Van scheurende blues over funky elementen — met af en toe wat subtiele electro — tot oosterse en Afrikaanse folk: King Dalton gaat wel heel breed op zijn tweede plaat Thilda. En dat is alleen maar goed.
Eerst even voorstellen: deze uitermate boeiende supergroep bestaat uit de getalenteerde folkbroers Pieter en Jonas De Meester (AedO), Jorunn Bauweraerts (Laïs), Tomas De Smet (Zita Swoon, Think Of One, Broken Circle Breakdown Bluegrass Band) en Frederik Heuvinck (A Brand). Een paar jaar na hun ontmoeting kwam er in 2013 dat puike debuut, dat bol stond van de avant-gardistische folk/blues — of zoiets, u moest ze al beluisterd hebben. Het bewijs van hun eclecticisme is dat ze die zomer mooie spots op zowel Dranouter, Pukkelpop als de Gentse Feesten en veel meer kregen.
Voor de opnames van Thilda hokten het gezelschap drie maanden samen in een oude villa in Kalmthout, als een koppel van vijf. Dat hoor je meteen aan de samenhang van de plaat en dat ondanks de complexiteit en diversiteit van de nummers. Ondertussen werkte King Dalton er ook aan muziek voor de televisieserie Tom & Harry — het prachtige “Jewel Pleasures” heeft het hier tot bonustrack geschopt. Thilda zelf is vooral een album geworden waarop escapisme centraal staat. Luister maar eens naar “A Little Meditation”, dat zoals enkele andere nummers (“1600” bijvoorbeeld) oosters beïnvloed is. Maar zoals gezegd komen er nog veel meer (exotische) elementen bovendrijven.
Niet alleen is de sound van de band verbreed én verdiept met meer elektronica, meer blues, meer venijn, ook met het instrumentarium wordt eindeloos geëxperimenteerd. Van autoharp over bouzouki en sitar tot field recordings én baritonsax: zijn we er nog vergeten?
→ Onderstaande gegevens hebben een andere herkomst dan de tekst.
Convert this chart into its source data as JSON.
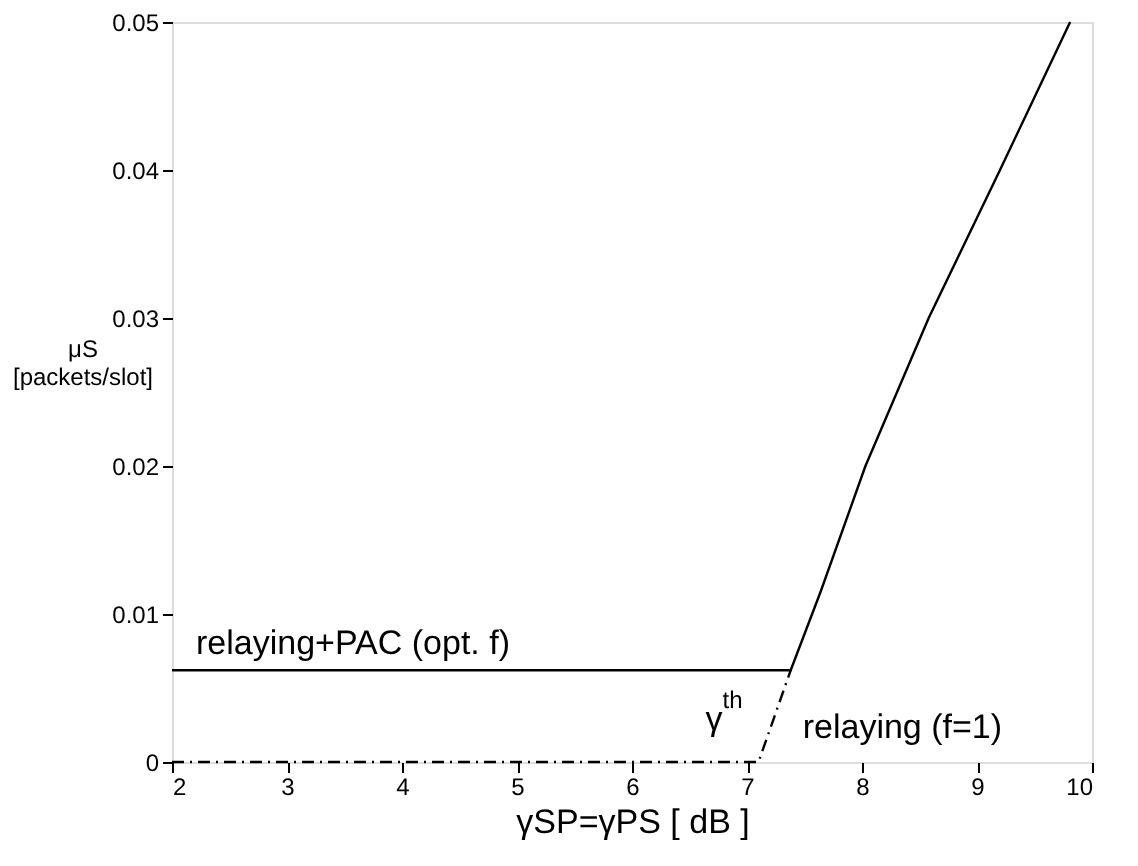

Openingstrack “Ignorance” laat zich al meteen opmerken door een licht opruiende en spannende opbouw. Al eens een folknummer gehoord waarin elektronica, sitar en gefluit zo heerlijk samengesmolten worden? Ook het bluesy “Seagull City” (die distortion! die baritonsax!) en het funky “Revolution” zijn zoveel meer dan folky composities.
Een van de mooiste nummers op Thilda is ongetwijfeld “1600”, dat rustig van start gaat met een 16 Horsepower-achtige banjo. Daarnaast worden de warme stemmen van Bauweraerts en De Meester weer op een bijzondere manier door elkaar gemengd — nog zo’n sterke troef van King Dalton. Tweede hoogtepunt is “Silver Spoon”, dat geduldig opbouwt naar een onstuimige climax langs brommende bassen en hysterische gezangen. We gaan er bijna wild van dansen in onze woonkamer. Bij dit nummer zal er live ongetwijfeld elektriciteit in de lucht hangen.
Van het rustig heen en weer wiegende “Wishing Well” reizen we vervolgens verder richting de woestijnlanschappen van Mali. “When The Bad Is Gone” zal ongetwijfeld fans van Tinariwen en consorten kunnen bekoren. Hetzelfde geldt trouwens voor “Shepherd’s Shadow”. En in “Hunter’s Moon” toveren de dame en heren opnieuw een eigenzinnige combo van electro, folk en scheurende gitaren tevoorschijn. “Hey Times” is ten slotte een erg mooie bluesafsluiter.
Vorig jaar verscheen er in dezelfde muzikale lijn de prachtige plaat van Birds That Change Colour en nu doet Waste My Records het dus weer. De muziek primeert op het hokjesdenken en is vooral op het lijf geschreven van ontdekkingsreizigers, maar u zal het er ook gegarandeerd warm van krijgen als de dagen wat kouder beginnen te worden. Als iedereen naar King Dalton zou luisteren, zou de wereld er beter aan toe zijn.
King Dalton speelt zondag 20 september op Leffingeleuren. Die dag is er ook het releaseconcert in Villa Thilda en op 25 september is er ook nog eentje in De Studio in Antwerpen. Op 8 oktober speelt de band in de Gentse Charlatan. Op 14 november volgt een optreden in Decibels Dommelhof in Neerpelt, op 18 november in de Muziekodroom in Hasselt en op 19 november in Club de B in Torhout. Voor de Leuvenaars zakt King Dalton op 16 december zakt af naar het Depot.